Admiralrewd wrote:So I am currently a PhD Astro student, at a top tier school. I enjoyed it for a while, but recently I have had some misgivings about moving into academia. After talking to my advisor, as well as a few fellow students, friends, and professors, I don't think it is worth finishing my degree, especially since I am not working in instrumentation or some field which will get me a significantly better job than just my undergraduate physics/math degree.
However, after one of my professors suggested that I might do well in applied physics, since I had a love for physics as well as astronomy, and since "applied physics will almost always lead to a real job and almost never to academia." I am only considering this, but I wanted to get advice on the subject from as many sources as possible before making any decisions.
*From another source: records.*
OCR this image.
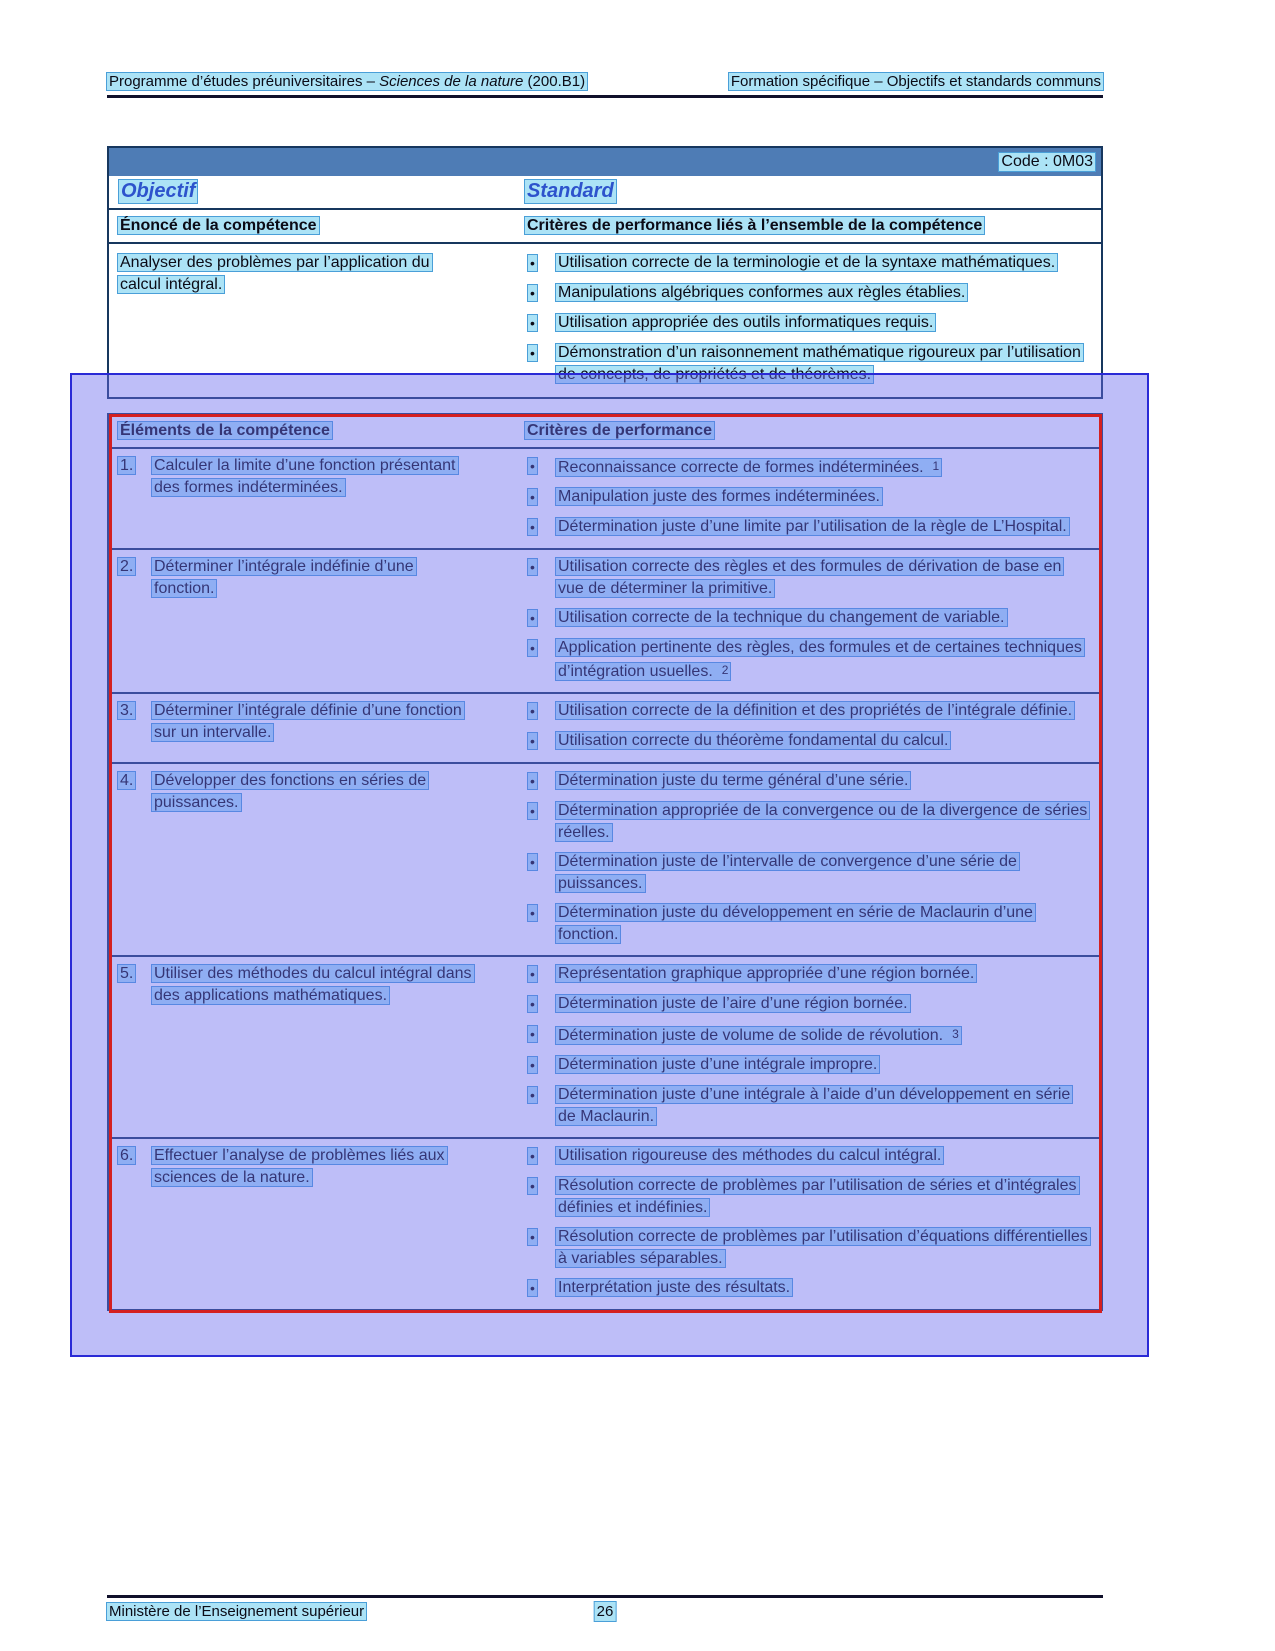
Programme d’études préuniversitaires – Sciences de la nature (200.B1)	Formation spécifique – Objectifs et standards communs
Code : 0M03
Objectif	Standard
Énoncé de la compétence	Critères de performance liés à l’ensemble de la compétence
Analyser des problèmes par l’application du calcul intégral.
•	Utilisation correcte de la terminologie et de la syntaxe mathématiques.
•	Manipulations algébriques conformes aux règles établies.
•	Utilisation appropriée des outils informatiques requis.
•	Démonstration d’un raisonnement mathématique rigoureux par l’utilisation de concepts, de propriétés et de théorèmes.
Éléments de la compétence	Critères de performance
1.	Calculer la limite d’une fonction présentant des formes indéterminées.
•	Reconnaissance correcte de formes indéterminées. $^1$
•	Manipulation juste des formes indéterminées.
•	Détermination juste d’une limite par l’utilisation de la règle de L’Hospital.
2.	Déterminer l’intégrale indéfinie d’une fonction.
•	Utilisation correcte des règles et des formules de dérivation de base en vue de déterminer la primitive.
•	Utilisation correcte de la technique du changement de variable.
•	Application pertinente des règles, des formules et de certaines techniques d’intégration usuelles. $^2$
3.	Déterminer l’intégrale définie d’une fonction sur un intervalle.
•	Utilisation correcte de la définition et des propriétés de l’intégrale définie.
•	Utilisation correcte du théorème fondamental du calcul.
4.	Développer des fonctions en séries de puissances.
•	Détermination juste du terme général d’une série.
•	Détermination appropriée de la convergence ou de la divergence de séries réelles.
•	Détermination juste de l’intervalle de convergence d’une série de puissances.
•	Détermination juste du développement en série de Maclaurin d’une fonction.
5.	Utiliser des méthodes du calcul intégral dans des applications mathématiques.
•	Représentation graphique appropriée d’une région bornée.
•	Détermination juste de l’aire d’une région bornée.
•	Détermination juste de volume de solide de révolution. $^3$
•	Détermination juste d’une intégrale impropre.
•	Détermination juste d’une intégrale à l’aide d’un développement en série de Maclaurin.
6.	Effectuer l’analyse de problèmes liés aux sciences de la nature.
•	Utilisation rigoureuse des méthodes du calcul intégral.
•	Résolution correcte de problèmes par l’utilisation de séries et d’intégrales définies et indéfinies.
•	Résolution correcte de problèmes par l’utilisation d’équations différentielles à variables séparables.
•	Interprétation juste des résultats.
Ministère de l’Enseignement supérieur	26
What is an applied physics program like? Similar to normal physics?
I assume within applied physics there are lots of fields, what are some of the major ones? C-M I assume, what else?
How hard is it to get into a good applied physics school?
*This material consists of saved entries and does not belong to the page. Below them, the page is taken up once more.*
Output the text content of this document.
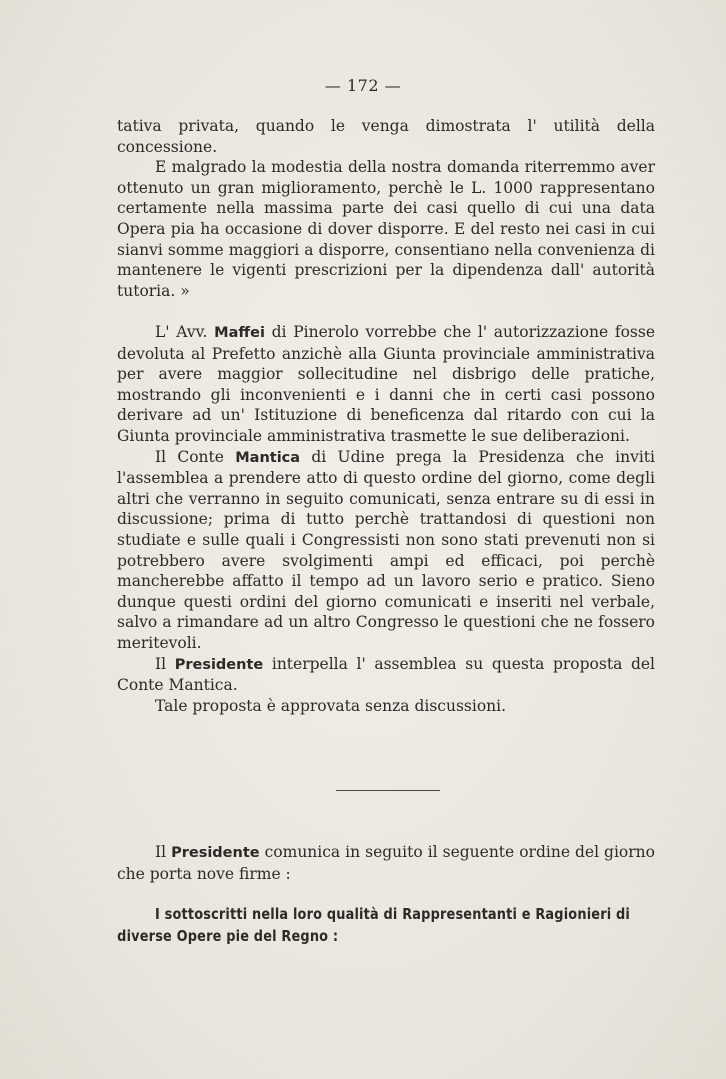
— 172 —

tativa privata, quando le venga dimostrata l' utilità della concessione.

E malgrado la modestia della nostra domanda riterremmo aver ottenuto un gran miglioramento, perchè le L. 1000 rappresentano certamente nella massima parte dei casi quello di cui una data Opera pia ha occasione di dover disporre. E del resto nei casi in cui sianvi somme maggiori a disporre, consentiano nella convenienza di mantenere le vigenti prescrizioni per la dipendenza dall' autorità tutoria. »

L' Avv. Maffei di Pinerolo vorrebbe che l' autorizzazione fosse devoluta al Prefetto anzichè alla Giunta provinciale amministrativa per avere maggior sollecitudine nel disbrigo delle pratiche, mostrando gli inconvenienti e i danni che in certi casi possono derivare ad un' Istituzione di beneficenza dal ritardo con cui la Giunta provinciale amministrativa trasmette le sue deliberazioni.

Il Conte Mantica di Udine prega la Presidenza che inviti l'assemblea a prendere atto di questo ordine del giorno, come degli altri che verranno in seguito comunicati, senza entrare su di essi in discussione; prima di tutto perchè trattandosi di questioni non studiate e sulle quali i Congressisti non sono stati prevenuti non si potrebbero avere svolgimenti ampi ed efficaci, poi perchè mancherebbe affatto il tempo ad un lavoro serio e pratico. Sieno dunque questi ordini del giorno comunicati e inseriti nel verbale, salvo a rimandare ad un altro Congresso le questioni che ne fossero meritevoli.

Il Presidente interpella l' assemblea su questa proposta del Conte Mantica.

Tale proposta è approvata senza discussioni.

Il Presidente comunica in seguito il seguente ordine del giorno che porta nove firme :

I sottoscritti nella loro qualità di Rappresentanti e Ragionieri di
diverse Opere pie del Regno :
What kind of jobs does it lead to?
What are the top schools?
Any good sources of general information, since I am just learning now.
And any useful information anyone can offer.
Thanks in advance.
zxcv wrote:Berkeley has an applied physics program?
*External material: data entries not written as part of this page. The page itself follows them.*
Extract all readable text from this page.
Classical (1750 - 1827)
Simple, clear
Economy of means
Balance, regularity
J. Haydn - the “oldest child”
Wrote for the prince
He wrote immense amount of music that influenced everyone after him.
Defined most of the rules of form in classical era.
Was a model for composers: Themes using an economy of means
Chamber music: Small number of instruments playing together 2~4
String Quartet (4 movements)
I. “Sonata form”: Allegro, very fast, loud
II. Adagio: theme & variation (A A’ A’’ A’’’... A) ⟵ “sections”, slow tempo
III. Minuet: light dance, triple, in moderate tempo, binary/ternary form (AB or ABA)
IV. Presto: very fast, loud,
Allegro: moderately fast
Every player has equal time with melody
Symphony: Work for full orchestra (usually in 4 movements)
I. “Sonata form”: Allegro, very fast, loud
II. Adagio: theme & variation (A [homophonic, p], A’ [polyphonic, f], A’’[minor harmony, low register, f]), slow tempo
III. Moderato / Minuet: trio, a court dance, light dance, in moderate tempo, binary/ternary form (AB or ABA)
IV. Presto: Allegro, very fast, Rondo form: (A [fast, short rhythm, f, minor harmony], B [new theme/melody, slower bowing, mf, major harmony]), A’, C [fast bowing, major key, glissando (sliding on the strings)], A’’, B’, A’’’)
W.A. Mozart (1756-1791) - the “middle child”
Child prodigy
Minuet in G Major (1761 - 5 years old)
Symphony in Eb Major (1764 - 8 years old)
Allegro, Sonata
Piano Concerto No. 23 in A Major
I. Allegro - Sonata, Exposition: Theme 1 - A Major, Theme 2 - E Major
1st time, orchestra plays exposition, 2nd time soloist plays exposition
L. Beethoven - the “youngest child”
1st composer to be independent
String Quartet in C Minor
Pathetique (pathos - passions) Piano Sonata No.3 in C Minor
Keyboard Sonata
Maybe you were suggesting Stanford...
I suppose you are referring to the Applied Science & Technology program? From the few folks I've met here doing it and what I've it, it seems like it has the advantages of potentially being an easier way to get into Berkeley and also having far fewer administrative hurdles like required courses. On the downside, funding may be more difficult. And it may not have quite the prestige of completing a "physics" degree, although that could be just my resentment coming out... no 14 cumulative hours of prelim exams for AST students.grae313 wrote:Oh, yes, I forgot about Stanford (and I almost went to their applied physics phd program... yeesh!) but I did mean Berkeley. It's really hard to find online and and it's an extremely small department and it's called by a funky name but Berkeley has what is essentially an applied physics program.